Yamazaki Tadashi, Tanaka Shigeru
Laboratory for Visual Neurocomputing, RIKEN Brain Science Institute, 2-1 Hirosawa, Wako, Saitama 351-0198, Japan.
Neural Netw. 2007 Apr;20(3):290-7. doi: 10.1016/j.neunet.2007.04.004. Epub 2007 Apr 29.

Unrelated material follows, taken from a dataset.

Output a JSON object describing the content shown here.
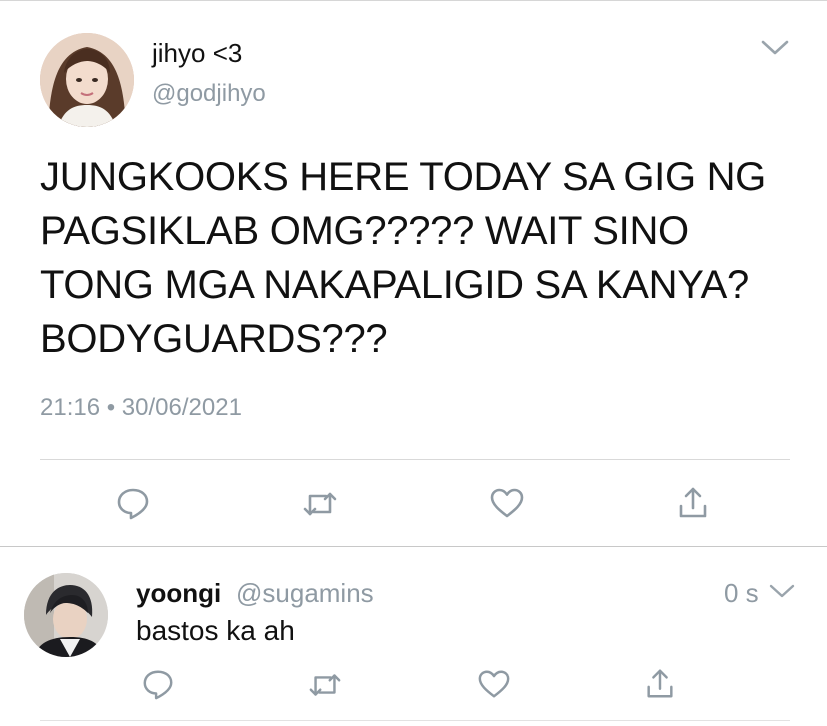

We examined closely the cerebellar circuit model that we have proposed previously. The model granular layer generates a finite but very long sequence of active neuron populations without recurrence, which is able to represent the passage of time. For all the possible binary patterns fed into mossy fibres, the circuit generates the same number of different sequences of active neuron populations. Model Purkinje cells that receive parallel fiber inputs from neurons in the granular layer learn to stop eliciting spikes at the timing instructed by the arrival of signals from the inferior olive. These functional roles of the granular layer and Purkinje cells are regarded as a liquid state generator and readout neurons, respectively. Thus, the cerebellum that has been considered to date as a biological counterpart of a perceptron is reinterpreted to be a liquid state machine that possesses powerful information processing capability more than a perceptron.
我们仔细研究了我们之前提出的小脑回路模型。该模型的颗粒层会生成一系列有限但非常长的活跃神经元群体序列,且无递归,这能够表征时间的流逝。对于输入到苔藓纤维的所有可能的二进制模式,该回路会生成相同数量的不同活跃神经元群体序列。接收来自颗粒层神经元平行纤维输入的模型浦肯野细胞学会在来自下橄榄核的信号到达所指示的时间停止引发尖峰。颗粒层和浦肯野细胞的这些功能作用分别被视为液态发生器和读出神经元。因此,迄今为止被认为是感知机生物学对应物的小脑被重新解释为一种液态机器,它拥有比感知机更强大的信息处理能力。